The report also stated that about 14.4 million people including 385,000 IDPs in 20 states and the FCT were already in a food crisis situation, which may last till May 2022.

Cadre Harmonisé (CH) analysis is a unified tool for analysing acute food and nutrition insecurity, across 17 Sahel and West African states including Nigeria.

In Nigeria, it is jointly put together by the Federal Ministry of Agriculture and Rural Development, Food and Agriculture Organisation of the United Nations (FAO), World Food Programme (WFP) and other relevant stakeholders.

The report covered 21 states: Abia, Adamawa, Bauchi, Benue, Borno, Cross-River, Edo, Enugu, Gombe, Jigawa, Kaduna, Kano, Katsina, Kebbi, Lagos, Niger, Plateau, Sokoto, Taraba, Yobe, Zamfara and the FCT.

The report points to insecurity, especially in the North East, inflation rate, soaring food commodity prices and reduction in household income due to long-term effects of COVID-19 pandemic as the key drivers of food crisis.

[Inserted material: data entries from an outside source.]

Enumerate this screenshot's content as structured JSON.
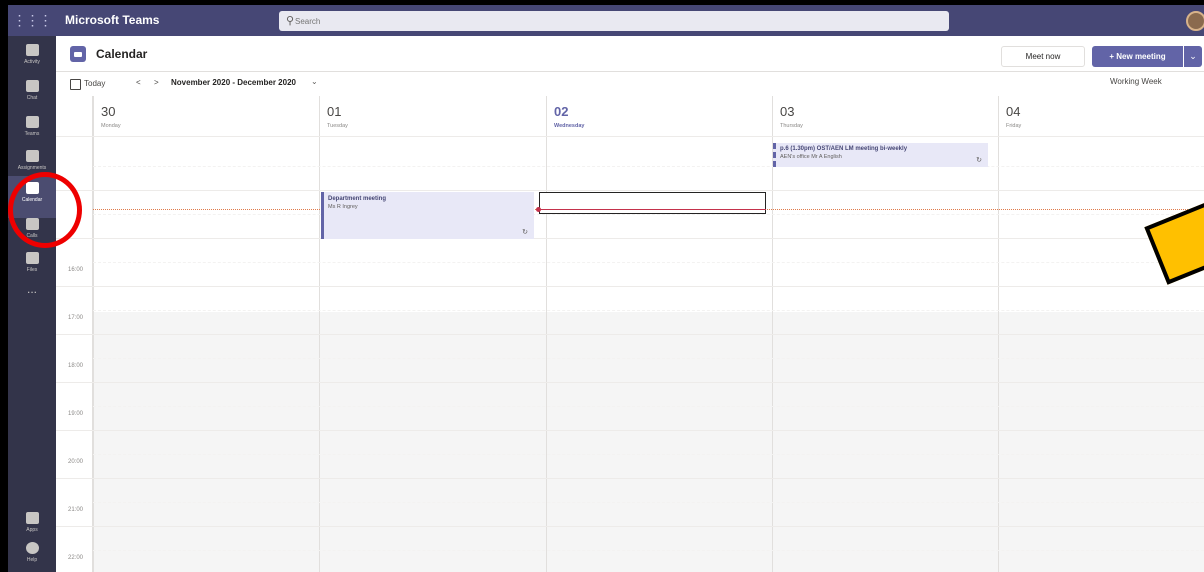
{
  "app": {
    "title": "Microsoft Teams"
  },
  "search": {
    "placeholder": "Search"
  },
  "rail": {
    "items": [
      {
        "label": "Activity",
        "icon": "bell-icon"
      },
      {
        "label": "Chat",
        "icon": "chat-icon"
      },
      {
        "label": "Teams",
        "icon": "teams-icon"
      },
      {
        "label": "Assignments",
        "icon": "assignments-icon"
      },
      {
        "label": "Calendar",
        "icon": "calendar-icon",
        "active": true
      },
      {
        "label": "Calls",
        "icon": "phone-icon"
      },
      {
        "label": "Files",
        "icon": "files-icon"
      }
    ],
    "more": "...",
    "apps": "Apps",
    "help": "Help"
  },
  "header": {
    "title": "Calendar",
    "meet_now": "Meet now",
    "new_meeting": "+ New meeting"
  },
  "nav": {
    "today": "Today",
    "prev": "<",
    "next": ">",
    "range": "November 2020 - December 2020",
    "view": "Working Week"
  },
  "days": [
    {
      "num": "30",
      "name": "Monday"
    },
    {
      "num": "01",
      "name": "Tuesday"
    },
    {
      "num": "02",
      "name": "Wednesday",
      "today": true
    },
    {
      "num": "03",
      "name": "Thursday"
    },
    {
      "num": "04",
      "name": "Friday"
    }
  ],
  "times": [
    "16:00",
    "17:00",
    "18:00",
    "19:00",
    "20:00",
    "21:00",
    "22:00"
  ],
  "events": [
    {
      "title": "Department meeting",
      "subtitle": "Ms R Ingrey",
      "day": "Tuesday"
    },
    {
      "title": "p.6 (1.30pm) OST/AEN LM meeting bi-weekly",
      "subtitle": "AEN's office  Mr A English",
      "day": "Thursday"
    }
  ]
}
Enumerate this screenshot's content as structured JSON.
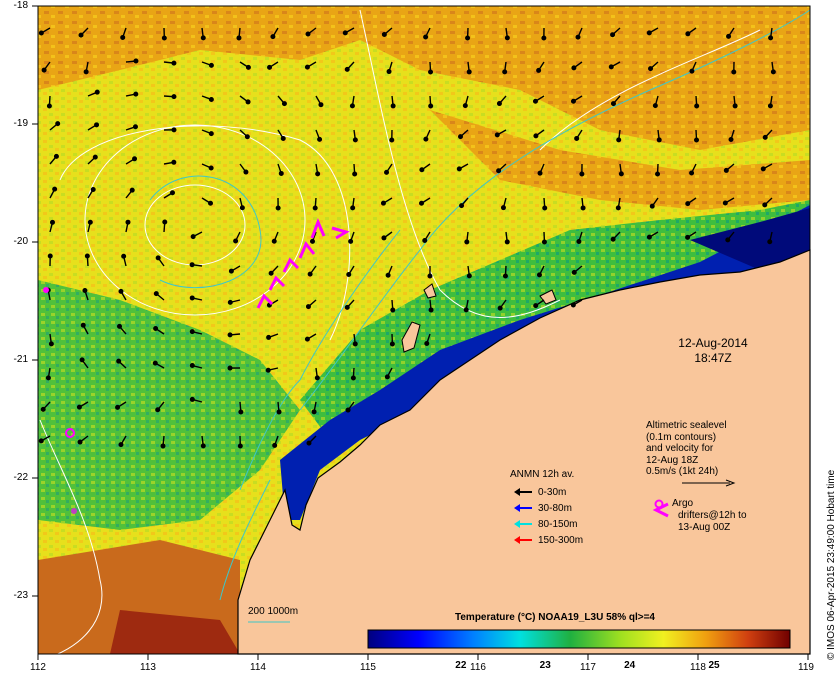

At the presentation of the report yesterday in Abuja, the representative of FAO in Nigeria and to the Economic Community of the West African States (ECOWAS), Mr Fred Kafeero, said there was the need for overhauling of the national food systems transformation to realise the 2030 Agenda.

Kafeero, represented by Professor Salisu Mohammed, called on the government to incorporate CH analysis results in national planning, including the designing and implementation of national food systems transformation action plans.

On his part, the Permanent Secretary Ministry of Agriculture and Rural Development, Dr Ernest Umakhihe, said the CH analysis became necessary in order to understand the issues driving food and nutrition insecurity across the country.